Now trying to ride that momentum, GW will have to change its philosophy after losing four key seniors who scored 41 percent of the team’s goals.
“Our seniors did a good job of putting points on the board last year,” head coach Scott Reed said. “This year, we’re going to be a more defensive-minded team to compensate for that loss.”
The Colonials come into this season ranking seventh in the CWPA’s Varsity Preseason Poll, and looking to build on a 2013 campaign that was a net positive, despite some ups and downs. After the team started 9-2, the year changed direction with a tough 3-8 stretch. GW wrapped up the season 16-15 in the program’s first winning season in seven years. Those 16 wins were also the most in a single season since 1998.
The team has been in the pool since preseason training began Aug. 19, focusing on conditioning and also making use of new technology like GW’s vision training system, particularly for goalkeepers.
But to continue improving, the Colonials will need to cope with the loss of offensive standout Daniel Tyner. Tyner ended his career ranking third all-time with 339 points and fifth with 228 career goals.
“Instead of out-scoring teams, we’re going to need to out-defend them,” junior Bogdan Petkovic said. “Instead of trying to beat teams 11-10, we should beat them 6-5.”
Reed attributed last year’s streakiness to a lack of depth on the roster, which will likely change with six new freshman and an additional year of experience under the belts of older team leaders.
This year’s freshman class, joining 12 returning letterwinners on the team, brings versatility, particularly in utility player and 2013 All-American Pierce Deamer, who Reed called “one of the most complete players I have ever seen,” in a release. Reed said in an interview that all the newcomers will have the opportunity to get playing time.
Along with Deamer, the Colonials added attacker and 2013 All-American honorable mention Duke Becker, attacker Noah McKinnie Braun, center defender Joe Behun, center Quentin Montgomery and utility player Ryan Michalko to the roster this season.
“Now we’re going to have a lot more depth and will be able to give people rest throughout the season,” said Reed, who is entering his 15th season at the helm for GW. His best season came in the 2006-07, when the team went 14-12.
Reed said he will look to Petkovic and senior attacker Brian Mojica for leadership – both in the water and the locker room.
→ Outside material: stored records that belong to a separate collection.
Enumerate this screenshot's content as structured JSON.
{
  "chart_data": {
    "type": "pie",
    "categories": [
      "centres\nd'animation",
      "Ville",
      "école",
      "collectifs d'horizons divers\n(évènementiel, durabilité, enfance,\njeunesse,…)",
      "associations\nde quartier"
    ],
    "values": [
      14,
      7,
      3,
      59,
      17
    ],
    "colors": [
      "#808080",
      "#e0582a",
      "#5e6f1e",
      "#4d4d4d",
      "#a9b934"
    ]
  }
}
Petkovic earned his second Honorable Mention All-American recognition during the offseason, and Mojica ranks second all-time at GW with 147 assists. Along with Petkovic and Mojica will be senior center Ridvan Pehlivan, who ranked second on the team in goals with 55.
“We don’t want to have long losing streaks this year that bring down morale. I want to be able to keep everyone’s morale up, especially toward the end of the season,” Mojica said.
To aid the defense, GW returns both of last season’s goalkeepers in junior Connor Dillon and sophomore Sander Profaci. Dillon accumulated most of the playing time last season, totaling 101 quarters to Profaci’s 24.
Even with the tall order on offense, Reed is confident that the team can continue its upward trajectory and be a force in the upcoming season.
“Despite the fact that we lost so many offensive players, we’re still looking to move forward,” Reed said. “We want to put ourselves in a position to play in that championship game.”
The best postseason result for the program was in 2007: The Colonials finished third at the Eastern Championships after a 12-18 regular season. Last year, the team placed seventh at the tournament, now called the CWPA Championships.
The Colonials begin their season Sept. 6, with a doubleheader against MIT and defending CWPA Champion St. Francis (NY) in the Princeton Invitational. The Colonials will not face the CWPA preseason poll top-ranked Tigers during the Invitational, but will host them on Sept. 21 and return to Princeton Sept. 28 for some of the season’s toughest competition.